Esthéticienne sociale, un métier mal connu ?

Esthéticienne sociale, un métier mal connu ?

Esthéticienne sociale, Cédrine Gorreux soigne, non pas des clients mais des patients.

C.G.

Par des gestes simples, les esthéticiennes sociales améliorent le confort et contribuent au mieux-être de personnes gravement malades.

Des traitements de chimiothérapie sont physiquement et mentalement lourds. Perdre ses cheveux et ses sourcils est une épreuve pour un patient. L’accompagner dans l’acceptation de sa maladie et l’aider à restaurer son image est le rôle de l’esthéticienne sociale.

Encore méconnu en Belgique mais pourtant très répandu au Canada et en France depuis une vingtaine d’années, ce métier d’esthéticienne sociale tend à se développer chez nous. C’est particulièrement le cas dans la région de Charleroi où une douzaine d’étudiantes suivent une nouvelle formation en socio-esthétique.

Dans les hôpitaux du CHU et du GHDC de Charleroi, ces esthéticiennes sociales en formation sont accueillies bras ouverts par bon nombre de patients qui se sentent ignorés ou par un personnel soignant frustré de ne pouvoir disposer d’assez de temps.

Importance des soins pour l’image de soi

Un soin esthétique est une manière de valoriser le patient et de lui offrir un soutien thérapeutique et psychologique.
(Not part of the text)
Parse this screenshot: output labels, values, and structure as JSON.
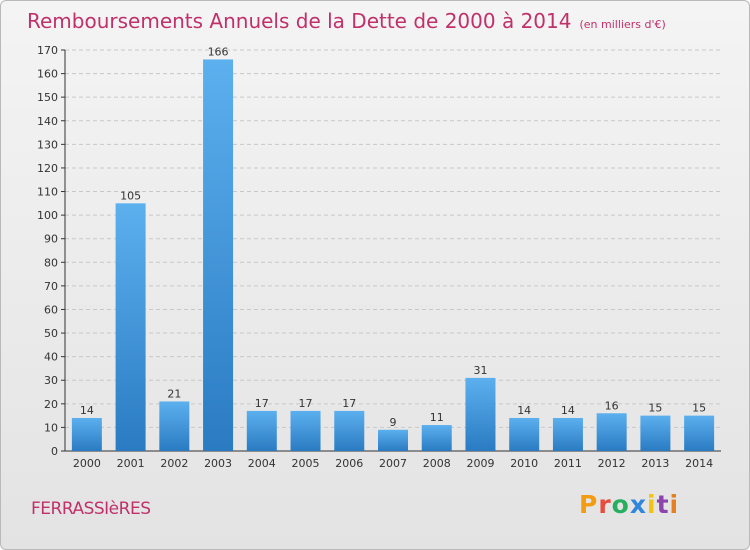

Depuis quelques années, les soins esthétiques sont reconnus dans les hôpitaux car mettre sa beauté en valeur n’est pas un luxe lorsque l’on est souffrant. « Prendre soin de soi aide à rester présent pour les autres et à se réconcilier avec son corps », explique Maria Chaliasos, professeur en socio-esthétique.

Bien-être assuré !

Les soins prodigués par la socio-esthéticienne ne sont pas encore bien connus en milieu hospitalier par les malades. «Les patients qui découvrent cette expérience peuvent se poser au début quelques questions mais tous les patients anxieux, nerveux et parfois agressifs qui ont bénéficié de ces soins esthétiques finissent par retrouver une part de sérénité, de détente et d’apaisement», assure l’enseignante.

Les bienfaits sont certains! «Les personnes suivant une chimio en hôpital de jour choisissent même de venir le jour où nous travaillons! »

Quels soins sont offerts ?

Selon la demande de la personne malade et du personnel soignant, l’esthéticienne sociale propose des soins de confort et d’hygiène comme des massages relaxants des mains et des pieds, des soins du visage (maquiller, redessiner des sourcils…), pédicure, manucure, soins d’hydratation, etc. «Des patients en chimiothérapie sont souvent focalisés sur la perte de leurs cils et réclament la pose de faux-cils. Mais pour des raisons d’infection, nous devons le refuser tout comme pour la pose de faux-ongles », détaille Maria Chaliasos. «Pourtant, une fois que nous avons réalisé un maquillage sobre en soulignant les paupières, les joues, les sourcils, les patients sont agréablement surpris, oublient la perte de leurs cils et veulent se montrer à leur famille! » Et l’esthéticienne sociale est présente également pour donner de précieux conseils notamment pour poser une prothèse capillaire ou un foulard.

De précieux soins qui peuvent redonner goût à la vie, stimuler un patient et l’amener à se réinvestir dans un processus de guérison ou de gestion de la maladie.